In this volume, Govindarajan and Trimble affirm the value of strategic experiments because they can have high revenue growth potential, focus on emerging or poorly defined industries, test an unproven business model, involve radical departure from existing business, require allocation of at least some existing assets and competencies, develop new knowledge and capabilities, create discontinuous rather than incremental value creation, have greater uncertainty across multiple functions, tend to be unprofitable for several quarters (or more), and offer little (if any) indication of performance, at least initially. In other words, strategic experiments can be messy and unpredictable. Why bother? They suggest that strategic innovation is a process by which to test new, unproven, and significantly different answers to at least one of three fundamental questions: Who is the customer? What is the value offered to that customer? How is that value delivered? Presumably Govindarajan and Trimble agree that it is difficult (if not impossible) to manage what cannot be measured. Two other questions also need to be asked: How to measure the value of what is offered? How to measure the effectiveness of the delivery system? To obtain appropriate answers to each of these and other questions, experiments of various kinds are necessary. Messiness and unpredictability seem a small price to pay, given the value of what can be learned from the experiments and then applied effectively within the given competitive marketplace.

Of special interest is the material that Govindarajan and Trimble provide with regard to three different challenges: “Forgetting” assumptions, mind-sets, and biases which may no longer be valid or even relevant; “Borrowing” assets and resources with concrete value; and “Learning” how to improve predictions of business performance. Govindarajan and Trimble’s skillful use of two hypothetical companies, CoreCo and NewCo, facilitates all manner of comparisons and contrasts which help to illustrate the various strategies and tactics which they recommend. For example, in Chapter 1, when explaining why strategic innovators need a different approach to execution, they examine the four elements of organizational DNA, cross-referencing CoreCo and NewCo to make their key points.

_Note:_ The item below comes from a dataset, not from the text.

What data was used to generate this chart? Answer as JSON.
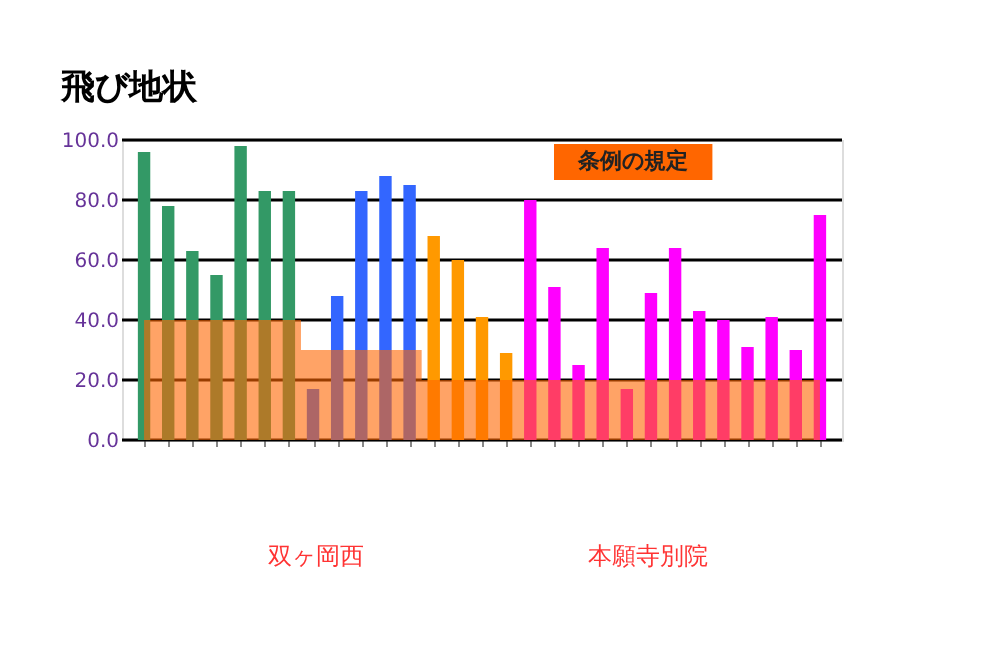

Govindarajan and Trimble provide a conceptual framework for a cohesive, comprehensive, and cost-effective program within which to formulate appropriate strategies. Organizational DNA may have to be re-wired in terms of staffing, structure, systems, and cultural values when facing the three challenges of forgetting, borrowing, and learning. Expect messiness, confusion, frustration, and–yes–setbacks while completing that immensely difficult process. Eventually, however, with total commitment of everyone involved, supported by sufficient resources (which include patience), the best of CoreCo can be combined with the best of NewCo.